Si può fare a meno della laicità in società multietnica (nonostante la caccia all’immigrato aperta dal Pd e dalle destre, e l’affossamento dello Ius soli)?

Il fatto che la nostra società si confronti con sempre più numerose comunità di immigrati è un dato del massimo rilievo, problematico e complesso come tutti i fatti sociali. Ma questo non fa che rendere più urgenti delle soluzioni politiche laiche a problemi che però sono preesistenti ai flussi migratori e al dibattito sullo ius soli. La laicità, cioè il principio di neutralità dello Stato in fatto di religione, è una garanzia costituzionale che deve essere data a tutti, italiani o no. Perché le leggi dello Stato valgono per una società nel suo insieme, non solo per le singole comunità che la abitano. E non ha a che fare solo con la possibilità di costruire una moschea (e noi, atei e agnostici, riconosciamo che quello ad avere un luogo per pregare è un diritto fondamentale), ma con la libertà di decidere della propria salute, dell’educazione dei propri figli, della propria vita affettiva senza gravami confessionali.

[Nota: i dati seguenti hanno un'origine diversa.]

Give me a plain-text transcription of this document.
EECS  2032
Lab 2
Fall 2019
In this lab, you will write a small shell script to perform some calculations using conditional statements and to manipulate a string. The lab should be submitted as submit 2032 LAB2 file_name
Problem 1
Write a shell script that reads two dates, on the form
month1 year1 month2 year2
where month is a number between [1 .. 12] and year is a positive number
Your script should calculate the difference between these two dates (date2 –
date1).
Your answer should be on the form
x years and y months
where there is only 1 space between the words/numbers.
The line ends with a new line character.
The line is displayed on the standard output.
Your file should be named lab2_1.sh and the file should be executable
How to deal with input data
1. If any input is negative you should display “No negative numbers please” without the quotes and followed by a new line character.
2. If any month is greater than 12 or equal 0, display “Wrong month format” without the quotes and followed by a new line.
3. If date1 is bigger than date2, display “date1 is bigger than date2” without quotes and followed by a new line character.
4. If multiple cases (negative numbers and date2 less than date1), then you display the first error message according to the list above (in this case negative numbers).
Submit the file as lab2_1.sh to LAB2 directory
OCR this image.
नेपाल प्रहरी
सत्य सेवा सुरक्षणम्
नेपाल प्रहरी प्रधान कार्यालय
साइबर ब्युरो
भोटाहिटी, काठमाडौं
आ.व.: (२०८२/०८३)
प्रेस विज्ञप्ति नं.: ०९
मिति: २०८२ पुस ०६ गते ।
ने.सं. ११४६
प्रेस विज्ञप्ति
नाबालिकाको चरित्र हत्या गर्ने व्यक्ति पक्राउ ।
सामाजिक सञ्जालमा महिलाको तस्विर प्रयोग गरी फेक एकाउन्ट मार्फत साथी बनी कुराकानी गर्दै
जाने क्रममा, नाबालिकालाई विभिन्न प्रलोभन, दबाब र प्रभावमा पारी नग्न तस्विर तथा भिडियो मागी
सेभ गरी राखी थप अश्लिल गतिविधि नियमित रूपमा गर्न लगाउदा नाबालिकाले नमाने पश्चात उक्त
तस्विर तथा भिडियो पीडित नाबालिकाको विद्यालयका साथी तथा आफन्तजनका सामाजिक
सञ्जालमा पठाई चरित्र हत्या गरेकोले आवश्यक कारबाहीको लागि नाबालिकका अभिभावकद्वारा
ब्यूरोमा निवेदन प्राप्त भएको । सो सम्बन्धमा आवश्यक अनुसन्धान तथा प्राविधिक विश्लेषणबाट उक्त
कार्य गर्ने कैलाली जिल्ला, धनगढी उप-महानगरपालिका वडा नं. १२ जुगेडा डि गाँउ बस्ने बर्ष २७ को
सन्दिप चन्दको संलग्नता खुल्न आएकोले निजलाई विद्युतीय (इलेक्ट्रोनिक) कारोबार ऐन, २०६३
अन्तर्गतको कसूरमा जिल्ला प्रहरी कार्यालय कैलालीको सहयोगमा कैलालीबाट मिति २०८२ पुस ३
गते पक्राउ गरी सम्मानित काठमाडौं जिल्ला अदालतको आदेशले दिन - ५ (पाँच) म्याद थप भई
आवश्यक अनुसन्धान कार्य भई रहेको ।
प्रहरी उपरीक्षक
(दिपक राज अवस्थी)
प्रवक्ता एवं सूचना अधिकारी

Come mai la Uaar ha sentito l’esigenza di festeggiare il suo trentennale?

Perché trent’anni sono un traguardo importante e noi abbiamo pensato potesse essere una bella occasione per incontrare le persone, scegliendo di festeggiarli dentro uno spazio di interazione con la cittadinanza. L’Uaar esiste anzitutto per questo: generare dibattito e confronto, aprire a nuove riflessioni, costruire coscienza politica. Però, ci tengo a sottolinearlo, è una festa che paradossalmente non avremmo voluto celebrare: perché noi, in un Paese normale, non dovremmo esistere.